Afternoon Squad,
Had a hectic day and I've just managed to get on-line and catch up on the thread, and boy was there a lot to catch up on.
You know, I was thinking whilst I was reading, that when this thread started not so long ago, we didn't really share anything meaningful other than what our modding goals are. This thread and all of us who are apart of it have come along way. We encourage, support and respect one another.... this thread is amazing.
Zed, it is so great to hear a mans perspective on this. I hear you on feeling down but you know that is one of the triggers for AL. Think H.A.L.T... are you maybe feeling Lonely and Tired?
You are such a joy to have around even when you are feeling SAD, stick around and we'll be sure to cheer you up:-)
I am so enjoying your daily OM lesson.

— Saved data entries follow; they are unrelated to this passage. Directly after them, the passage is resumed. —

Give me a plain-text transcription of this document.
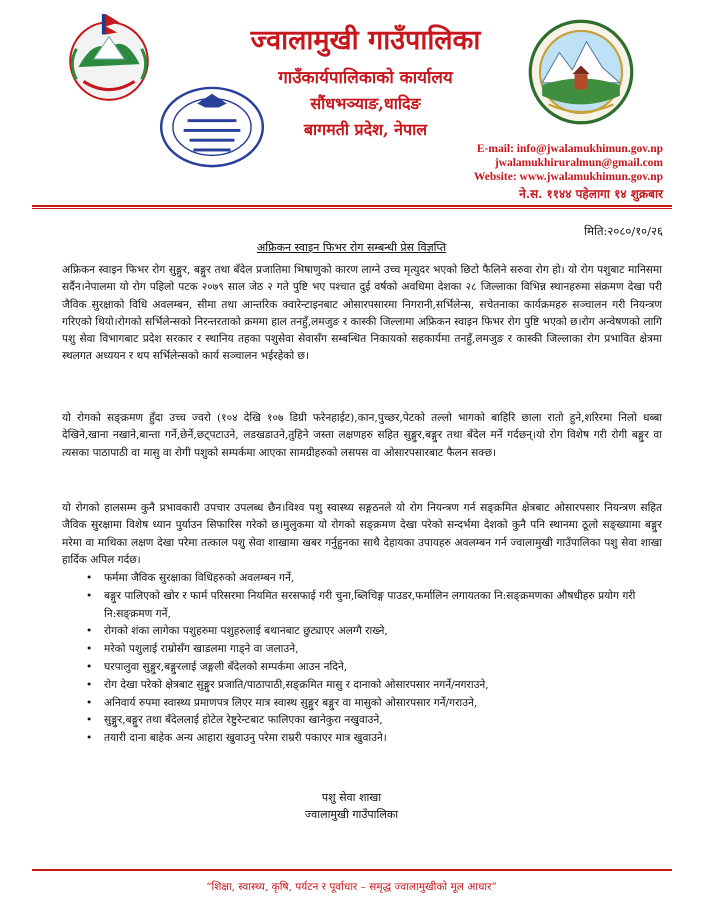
ज्वालामुखी गाउँपालिका
गाउँकार्यपालिकाको कार्यालय
सौंधभञ्याङ,धादिङ
बागमती प्रदेश, नेपाल
E-mail: info@jwalamukhimun.gov.np
jwalamukhiruralmun@gmail.com
Website: www.jwalamukhimun.gov.np
ने.स. ११४४ पहेलागा १४ शुक्रबार
मिति:२०८०/१०/२६
अफ्रिकन स्वाइन फिभर रोग सम्बन्धी प्रेस विज्ञप्ति
अफ्रिकन स्वाइन फिभर रोग सुङ्गुर, बङ्गुर तथा बँदेल प्रजातिमा भिषाणुको कारण लाग्ने उच्च मृत्युदर भएको छिटो फैलिने सरुवा रोग हो। यो रोग पशुबाट मानिसमा सर्दैन।नेपालमा यो रोग पहिलो पटक २०७९ साल जेठ २ गते पुष्टि भए पश्चात दुई वर्षको अवधिमा देशका २८ जिल्लाका विभिन्न स्थानहरुमा संक्रमण देखा परी जैविक सुरक्षाको विधि अवलम्बन, सीमा तथा आन्तरिक क्वारेन्टाइनबाट ओसारपसारमा निगरानी,सर्भिलेन्स, सचेतनाका कार्यक्रमहरु सञ्चालन गरी नियन्त्रण गरिएको थियो।रोगको सर्भिलेन्सको निरन्तरताको क्रममा हाल तनहुँ,लमजुङ र कास्की जिल्लामा अफ्रिकन स्वाइन फिभर रोग पुष्टि भएको छ।रोग अन्वेषणको लागि पशु सेवा विभागबाट प्रदेश सरकार र स्थानिय तहका पशुसेवा सेवासँग सम्बन्धित निकायको सहकार्यमा तनहुँ,लमजुङ र कास्की जिल्लाका रोग प्रभावित क्षेत्रमा स्थलगत अध्ययन र थप सर्भिलेन्सको कार्य सञ्चालन भईरहेको छ।
यो रोगको सङ्क्रमण हुँदा उच्च ज्वरो (१०४ देखि १०७ डिग्री फरेनहाईट),कान,पुच्छर,पेटको तल्लो भागको बाहिरि छाला रातो हुने,शरिरमा निलो धब्बा देखिने,खाना नखाने,बान्ता गर्ने,छेर्ने,छट्पटाउने, लडखडाउने,तुहिने जस्ता लक्षणहरु सहित सुङ्गुर,बङ्गुर तथा बँदेल मर्ने गर्दछन्।यो रोग विशेष गरी रोगी बङ्गुर वा त्यसका पाठापाठी वा मासु वा रोगी पशुको सम्पर्कमा आएका सामग्रीहरुको लसपस वा ओसारपसारबाट फैलन सक्छ।
यो रोगको हालसम्म कुनै प्रभावकारी उपचार उपलब्ध छैन।विश्व पशु स्वास्थ्य सङ्गठनले यो रोग नियन्त्रण गर्न सङ्क्रमित क्षेत्रबाट ओसारपसार नियन्त्रण सहित जैविक सुरक्षामा विशेष ध्यान पुर्याउन सिफारिस गरेको छ।मुलुकमा यो रोगको सङ्क्रमण देखा परेको सन्दर्भमा देशको कुनै पनि स्थानमा ठूलो सङ्ख्यामा बङ्गुर मरेमा वा माथिका लक्षण देखा परेमा तत्काल पशु सेवा शाखामा खबर गर्नुहुनका साथै देहायका उपायहरु अवलम्बन गर्न ज्वालामुखी गाउँपालिका पशु सेवा शाखा हार्दिक अपिल गर्दछ।
• फर्ममा जैविक सुरक्षाका विधिहरुको अवलम्बन गर्ने,
• बङ्गुर पालिएको खोर र फार्म परिसरमा नियमित सरसफाई गरी चुना,ब्लिचिङ्ग पाउडर,फर्मालिन लगायतका नि:सङ्क्रमणका औषधीहरु प्रयोग गरी नि:सङ्क्रमण गर्ने,
• रोगको शंका लागेका पशुहरुमा पशुहरुलाई बथानबाट छुट्याएर अलग्गै राख्ने,
• मरेको पशुलाई राम्रोसँग खाडलमा गाड्ने वा जलाउने,
• घरपालुवा सुङ्गुर,बङ्गुरलाई जङ्गली बँदेलको सम्पर्कमा आउन नदिने,
• रोग देखा परेको क्षेत्रबाट सुङ्गुर प्रजाति/पाठापाठी,सङ्क्रमित मासु र दानाको ओसारपसार नगर्ने/नगराउने,
• अनिवार्य रुपमा स्वास्थ्य प्रमाणपत्र लिएर मात्र स्वास्थ सुङ्गुर बङ्गुर वा मासुको ओसारपसार गर्ने/गराउने,
• सुङ्गुर,बङ्गुर तथा बँदेललाई होटेल रेष्टुरेन्टबाट फालिएका खानेकुरा नखुवाउने,
• तयारी दाना बाहेक अन्य आहारा खुवाउनु परेमा राम्ररी पकाएर मात्र खुवाउने।
पशु सेवा शाखा
ज्वालामुखी गाउँपालिका
“शिक्षा, स्वास्थ्य, कृषि, पर्यटन र पूर्वाधार – समृद्ध ज्वालामुखीको मूल आधार”
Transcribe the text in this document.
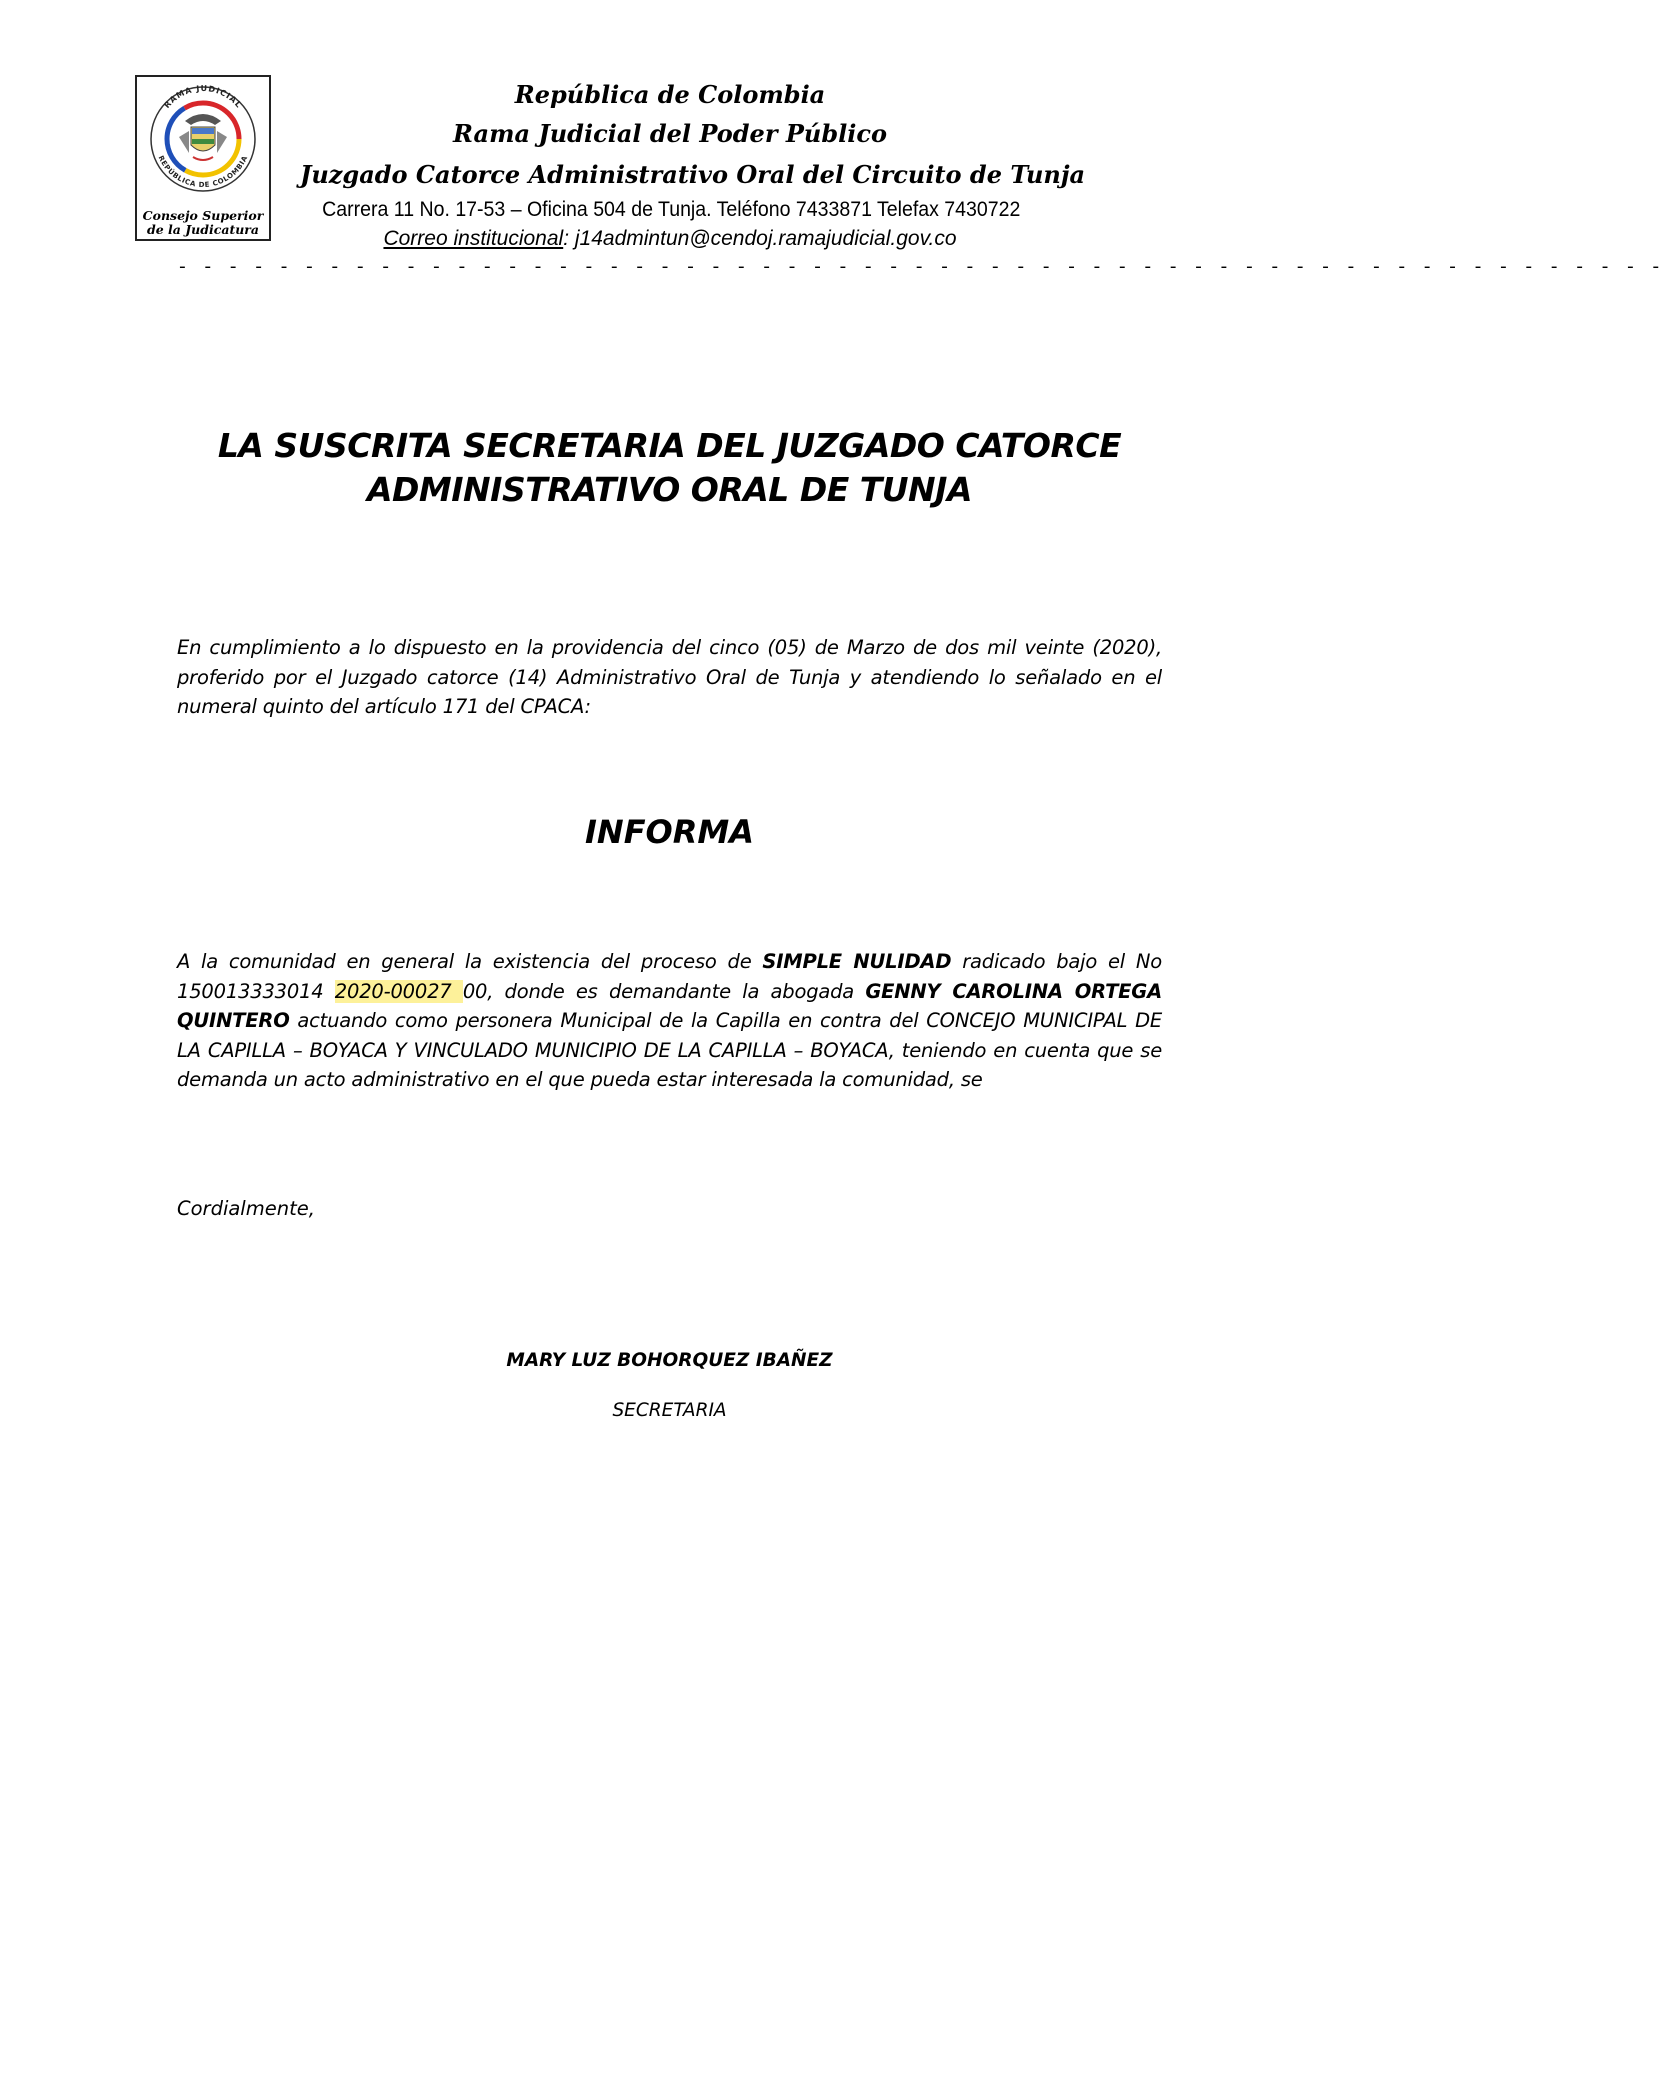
RAMA JUDICIAL
REPÚBLICA DE COLOMBIA
Consejo Superior
de la Judicatura
República de Colombia
Rama Judicial del Poder Público
Juzgado Catorce Administrativo Oral del Circuito de Tunja
Carrera 11 No. 17-53 – Oficina 504 de Tunja. Teléfono 7433871 Telefax 7430722
Correo institucional: j14admintun@cendoj.ramajudicial.gov.co
- - - - - - - - - - - - - - - - - - - - - - - - - - - - - - - - - - - - - - - - - - - - - - - - - - - - - - - - - - -
LA SUSCRITA SECRETARIA DEL JUZGADO CATORCE
ADMINISTRATIVO ORAL DE TUNJA
En cumplimiento a lo dispuesto en la providencia del cinco (05) de Marzo de dos mil veinte (2020), proferido por el Juzgado catorce (14) Administrativo Oral de Tunja y atendiendo lo señalado en el numeral quinto del artículo 171 del CPACA:
INFORMA
A la comunidad en general la existencia del proceso de SIMPLE NULIDAD radicado bajo el No 150013333014 2020-00027 00, donde es demandante la abogada GENNY CAROLINA ORTEGA QUINTERO actuando como personera Municipal de la Capilla en contra del CONCEJO MUNICIPAL DE LA CAPILLA – BOYACA Y VINCULADO MUNICIPIO DE LA CAPILLA – BOYACA, teniendo en cuenta que se demanda un acto administrativo en el que pueda estar interesada la comunidad, se
Cordialmente,
MARY LUZ BOHORQUEZ IBAÑEZ
SECRETARIA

I have very limited knowledge of India but I read a book a little while ago "Eat, Pray, Love" that really got my interested pipped and it is now on my top 100 list of things to do.
Lila, you are sounding so chipper this morning.... I can feel it coming thru in your post. Good on you for stepping up your programme to the next level. It is always a good idea to re-evaluate when you are not reaching you goals and put a new plan in place.
Vera, I am waiting on tender hooks for you to finish reading your book...lol. Seriously a good friend has suggested that I have a chat to hubby about how I am feeling. Seems so obvious now that she mentioned it. So I am going to give it a lot of thought before I approach him. He must understand that this is an issue for ME and not about him so I want to have my thoughts and intentions clear in my head before having a chat with DH.
J-Vo, I feel just like a newborn, experiencing things for the first time.... it's exciting, daunting and oh so wow. So yes, I love the support and understanding from all of you here - we are going through it together.
Peri, you know I was a bit hesitant to put in on the boards what is happening in the bedroom so to speak. I am so relieved to hear that I am not the only one experiencing this... makes me feel kinda normal... only kinda tho lol! BTW I have always looked at the pic of your baby mountain goat and wondered what the meaning was - thanks for sharing.
Sun, for me personally I hope to stay close to this site years and years down the line. Although I have a wonderful loving family and a network of friends, there isin't anyone that understands what I am going through nor would they know how to advise me if I was not coping. It is too readily acceptable to drink in my society and they're idea of AL Addiction is a homeless person on the street - they don't believe it could happen to a nice young girl like me.
WIP, "alcohol dependance" and "alcohol abuse".... it reminded me of an argument a friend of mine always agrued. He always claimed that the drugs he took (mostly cocaine and pills) were "mind enhancing" and not "mind altering" like AL is - his reasoning as to why drugs were better for us than AL. Funny how this has always stuck in my head. I have always viewed AL as an enhancer to my personallity until after a particular rough night DH told me what I said and did the night before. That's NOT ME! Was my first thought. That was the day I found MWO. invaluable. Thanks for your input WIP... always gets my brain matter moving.
Eve, BH, Panadol, Vlad, St John and anyone I've forgotten, I hope you are all well and living the life!